O juiz do caso afirma que a mãe consentiu. Mas a proibição, depois, veio sob argumento de que "a esterilização cirúrgica em mulher durante os períodos de parto ou aborto, exceto nos casos de comprovada necessidade". No entanto, já era tarde demais.
A OAB (Ordem dos Advogados do Brasil) de Mococa, depois, afirmou que Janaina estava ciente do procedimento a que seria submetida, consentiu de forma voluntária e não está arrependida.
De qualquer forma, para a Defensoria, não poderia haver processo do tipo por iniciativa do Ministério Público, ainda que sob concordância da mulher -- uma vez que procedimentos relacionados a planejamento familiar são de livre decisão de homens e mulheres e a iniciativa teria, portanto, que partir dela.
Repórter beijada à força na Copa exige respeito
A repórter Júlia Guimarães, da Globo, foi vítima de assédio enquanto trabalhava antes do jogo entre Japão e Senegal, na Copa do Mundo da Rússia. Um torcedor se aproximou dela e tentou beijá-la à força. Ela se esquivou e na mesma hora reagiu: "Nunca mais faça isso. Nunca mais faça isso com uma mulher. Eu não permiti que você fizesse isso. Respeito".
"É a segunda vez que isso acontece comigo aqui na Rússia. Eu nunca passei por isso no Brasil, mas que fique bem claro que é por sorte mesmo, porque acontece muito no Brasil, já vimos várias vezes com colegas da imprensa. Estou vivendo isso muito aqui na Rússia, desde olhares agressivos até cantadas em russo, que obviamente eu não entendo, mas sinto. É horrível. Eu me sinto indefesa, vulnerável. Desta vez eu dei uma resposta, mas é triste, as pessoas não entendem. Eu queria entender por que a pessoa acha que tem direito de fazer isso" disse Julia.

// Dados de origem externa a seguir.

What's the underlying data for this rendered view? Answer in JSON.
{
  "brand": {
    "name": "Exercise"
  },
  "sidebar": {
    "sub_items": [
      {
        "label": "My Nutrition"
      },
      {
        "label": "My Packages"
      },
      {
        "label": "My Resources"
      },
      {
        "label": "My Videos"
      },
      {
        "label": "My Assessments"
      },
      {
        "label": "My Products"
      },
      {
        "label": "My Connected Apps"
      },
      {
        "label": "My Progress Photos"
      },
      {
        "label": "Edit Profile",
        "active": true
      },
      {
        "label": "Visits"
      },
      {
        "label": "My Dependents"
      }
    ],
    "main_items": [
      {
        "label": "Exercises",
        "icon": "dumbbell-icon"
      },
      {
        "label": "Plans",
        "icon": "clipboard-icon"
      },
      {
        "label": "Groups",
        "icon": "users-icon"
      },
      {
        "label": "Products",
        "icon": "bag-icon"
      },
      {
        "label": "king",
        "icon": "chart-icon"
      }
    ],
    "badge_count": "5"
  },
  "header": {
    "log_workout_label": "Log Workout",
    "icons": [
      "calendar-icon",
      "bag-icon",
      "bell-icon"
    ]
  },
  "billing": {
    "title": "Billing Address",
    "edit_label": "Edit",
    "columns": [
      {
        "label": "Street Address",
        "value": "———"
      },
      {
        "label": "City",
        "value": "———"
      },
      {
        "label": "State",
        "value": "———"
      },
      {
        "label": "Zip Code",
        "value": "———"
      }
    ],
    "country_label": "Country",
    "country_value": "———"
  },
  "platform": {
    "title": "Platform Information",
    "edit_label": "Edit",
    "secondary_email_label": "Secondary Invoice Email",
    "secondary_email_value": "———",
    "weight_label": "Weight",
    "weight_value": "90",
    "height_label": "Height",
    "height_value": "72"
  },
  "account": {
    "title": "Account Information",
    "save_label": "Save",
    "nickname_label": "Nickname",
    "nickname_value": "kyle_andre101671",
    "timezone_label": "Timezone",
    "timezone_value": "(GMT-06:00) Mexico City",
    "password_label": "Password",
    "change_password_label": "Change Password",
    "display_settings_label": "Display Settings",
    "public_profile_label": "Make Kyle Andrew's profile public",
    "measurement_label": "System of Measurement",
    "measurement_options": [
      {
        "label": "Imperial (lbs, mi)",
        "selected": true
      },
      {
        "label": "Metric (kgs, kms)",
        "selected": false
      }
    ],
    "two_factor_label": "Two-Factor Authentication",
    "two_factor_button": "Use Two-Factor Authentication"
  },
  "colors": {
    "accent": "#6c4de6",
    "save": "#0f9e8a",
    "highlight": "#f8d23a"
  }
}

As jornalistas esportivas brasileiras já haviam lançado, em maio, o manifesto #deixaelatrabalhar contra a violência frequentemente sofrida por elas nos estádios, contra beijos à força, assédio e xingamentos.
Mãe do menino Marcos Vinícius, morto na Maré, pede Justiça
"Ele não viu que eu estava com roupa de escola, mãe?" A frase foi uma das últimas ditas por Marcos Vinícius da Silva, 14 anos, baleado durante uma operação policial no Complexo da Maré, em junho. Ele chegou a ser socorrido, mas morreu no hospital. Antes, contou à mãe, a empregada doméstica Bruna da Silva, 36 anos, que sabia de onde o tiro tinha vindo: de um blindado da polícia.
Marcos Vinícius estava indo para a escola, quando foi atingido pelas costas num tiro que entrou pelo lado esquerdo da região lombar e saiu na altura do peito.
Bruna guardou a camisa branca que o filho vestia, do uniforme escolar da rede municipal do Rio. "É daqui que eu vou tirar a força. Esse aqui é meu símbolo de resistência contra esse Estado que mata os nossos filhos", afirmou em entrevista à "Folha de S.Paulo".
Fotos montadas com o rosto do menino empunhando uma arma circularam pelas redes até a Justiça do Rio determinar a retirada do conteúdo falso do ar. A Polícia Civil confirmou que Marcos não tinha antecedentes criminais.